On September 20, the New York State Prosecutor’s Office for the Manhattan district of prosecutor Alvin Bragg announced that the Museum of Modern Art in New York (MoMA), the Morgan Library in New York, the Museum of art of Santa Barbara (California), the Ronald Lauder collection and the Vally Sabarsky Fund in Manhattan had returned seven works by Schiele, a figure of Austrian expressionism.
An eighth was returned directly to the Grünbaum family by collector Michael Lesh in October, recalls a press release from Mr. Bragg.

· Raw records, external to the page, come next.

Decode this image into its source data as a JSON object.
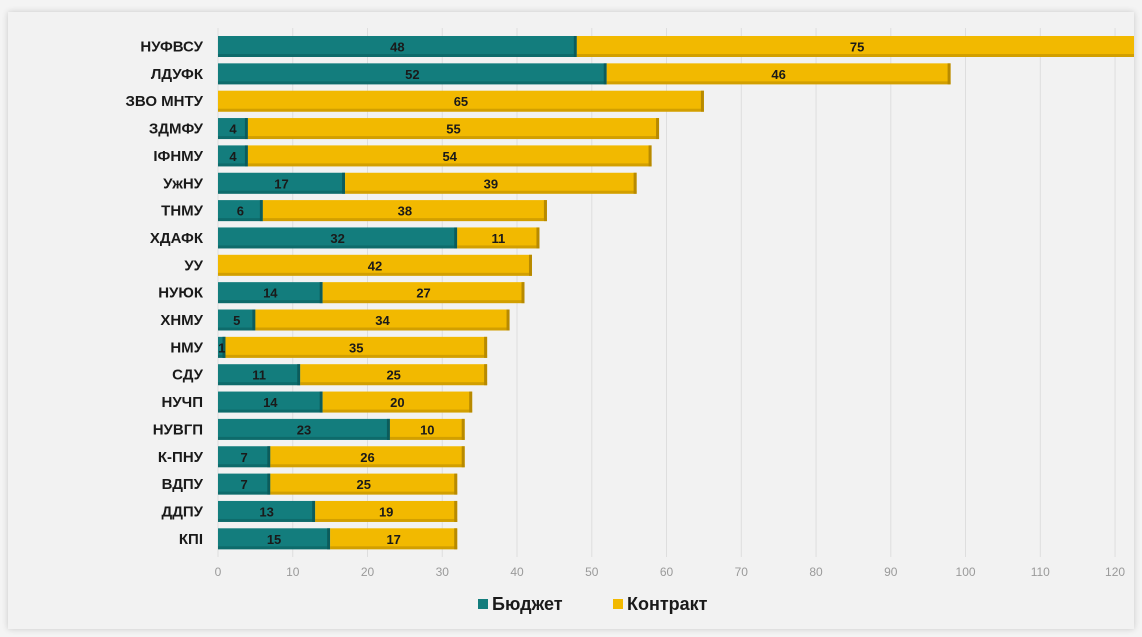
{
  "chart_data": {
    "type": "bar",
    "orientation": "horizontal",
    "stacked": true,
    "categories": [
      "НУФВСУ",
      "ЛДУФК",
      "ЗВО МНТУ",
      "ЗДМФУ",
      "ІФНМУ",
      "УжНУ",
      "ТНМУ",
      "ХДАФК",
      "УУ",
      "НУЮК",
      "ХНМУ",
      "НМУ",
      "СДУ",
      "НУЧП",
      "НУВГП",
      "К-ПНУ",
      "ВДПУ",
      "ДДПУ",
      "КПІ"
    ],
    "series": [
      {
        "name": "Бюджет",
        "color": "#137d7d",
        "values": [
          48,
          52,
          0,
          4,
          4,
          17,
          6,
          32,
          0,
          14,
          5,
          1,
          11,
          14,
          23,
          7,
          7,
          13,
          15
        ]
      },
      {
        "name": "Контракт",
        "color": "#f2b900",
        "values": [
          75,
          46,
          65,
          55,
          54,
          39,
          38,
          11,
          42,
          27,
          34,
          35,
          25,
          20,
          10,
          26,
          25,
          19,
          17
        ]
      }
    ],
    "xlim": [
      0,
      122
    ],
    "xticks": [
      0,
      10,
      20,
      30,
      40,
      50,
      60,
      70,
      80,
      90,
      100,
      110,
      120
    ],
    "grid": true,
    "legend_position": "bottom"
  }
}
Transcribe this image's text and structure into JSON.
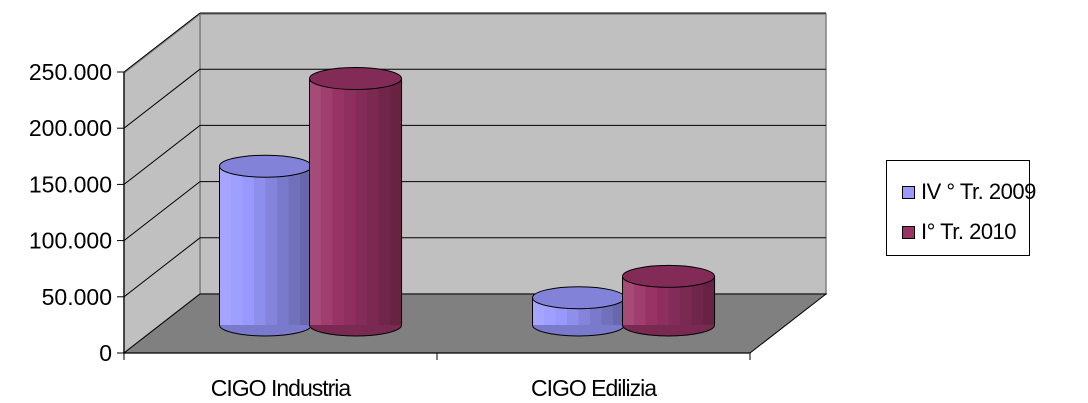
{
  "chart_data": {
    "type": "bar",
    "categories": [
      "CIGO Industria",
      "CIGO Edilizia"
    ],
    "series": [
      {
        "name": "IV ° Tr. 2009",
        "values": [
          150000,
          33000
        ],
        "color": "#9999ff"
      },
      {
        "name": "I° Tr. 2010",
        "values": [
          228000,
          52000
        ],
        "color": "#993366"
      }
    ],
    "y_ticks": [
      "0",
      "50.000",
      "100.000",
      "150.000",
      "200.000",
      "250.000"
    ],
    "ylim": [
      0,
      250000
    ],
    "grid": true,
    "legend_position": "right",
    "wall_color": "#c0c0c0",
    "floor_color": "#808080"
  }
}
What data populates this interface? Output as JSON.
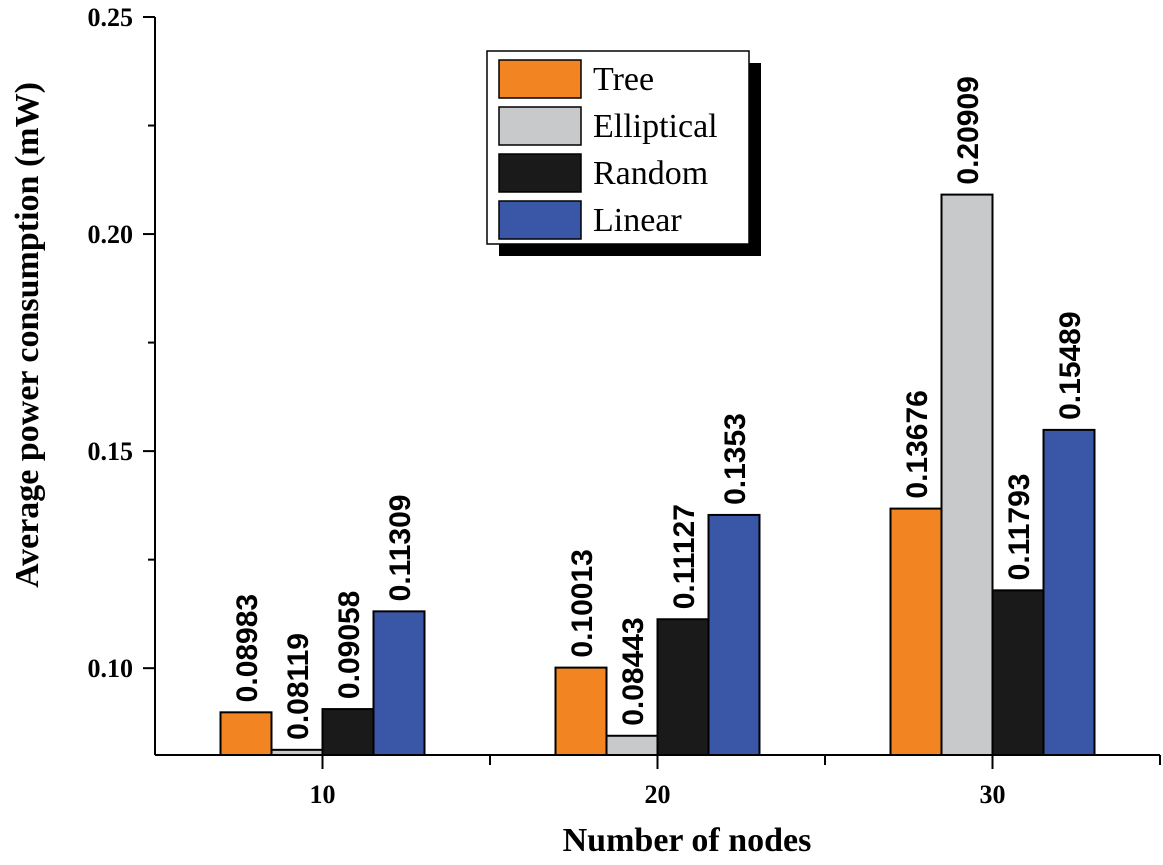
{
  "chart_data": {
    "type": "bar",
    "title": "",
    "xlabel": "Number of nodes",
    "ylabel": "Average power consumption (mW)",
    "categories": [
      "10",
      "20",
      "30"
    ],
    "ylim": [
      0.08,
      0.25
    ],
    "yticks": [
      0.1,
      0.15,
      0.2,
      0.25
    ],
    "ytick_labels": [
      "0.10",
      "0.15",
      "0.20",
      "0.25"
    ],
    "legend_position": "top-center",
    "series": [
      {
        "name": "Tree",
        "color": "#f28522",
        "values": [
          0.08983,
          0.10013,
          0.13676
        ],
        "labels": [
          "0.08983",
          "0.10013",
          "0.13676"
        ]
      },
      {
        "name": "Elliptical",
        "color": "#c8c9cb",
        "values": [
          0.08119,
          0.08443,
          0.20909
        ],
        "labels": [
          "0.08119",
          "0.08443",
          "0.20909"
        ]
      },
      {
        "name": "Random",
        "color": "#1a1a1a",
        "values": [
          0.09058,
          0.11127,
          0.11793
        ],
        "labels": [
          "0.09058",
          "0.11127",
          "0.11793"
        ]
      },
      {
        "name": "Linear",
        "color": "#3a56a6",
        "values": [
          0.11309,
          0.1353,
          0.15489
        ],
        "labels": [
          "0.11309",
          "0.1353",
          "0.15489"
        ]
      }
    ]
  }
}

Six drawings, including watercolors, were sold at auction in November at Christie’s in New York.
Prosecutor Bragg was delighted that his prosecution — which has been fighting for years against the theft and trafficking of works of art from around the world — was able in a few months to “return ten pieces stolen by the Nazis” to Fritz. Grünbaum in Austria in 1938 and then resold to finance part of the German war machine.
The heirs of Grünbaum, an Austrian cabaret artist and great art collector, have been fighting in court for decades to regain possession of his works, especially drawings by Schiele.
Grünbaum was forced to sign a power of attorney for his wife, Elisabeth. The latter was then forced to hand over the entire collection to the Nazis before being deported and killed at the Maly Trostinec concentration camp, near Minsk, in Belarus.
The heirs had failed several times in court in the United States, but after the adoption of the “Hear” law by Congress in 2016, they won their case in New York for the first two works rendered in 2018.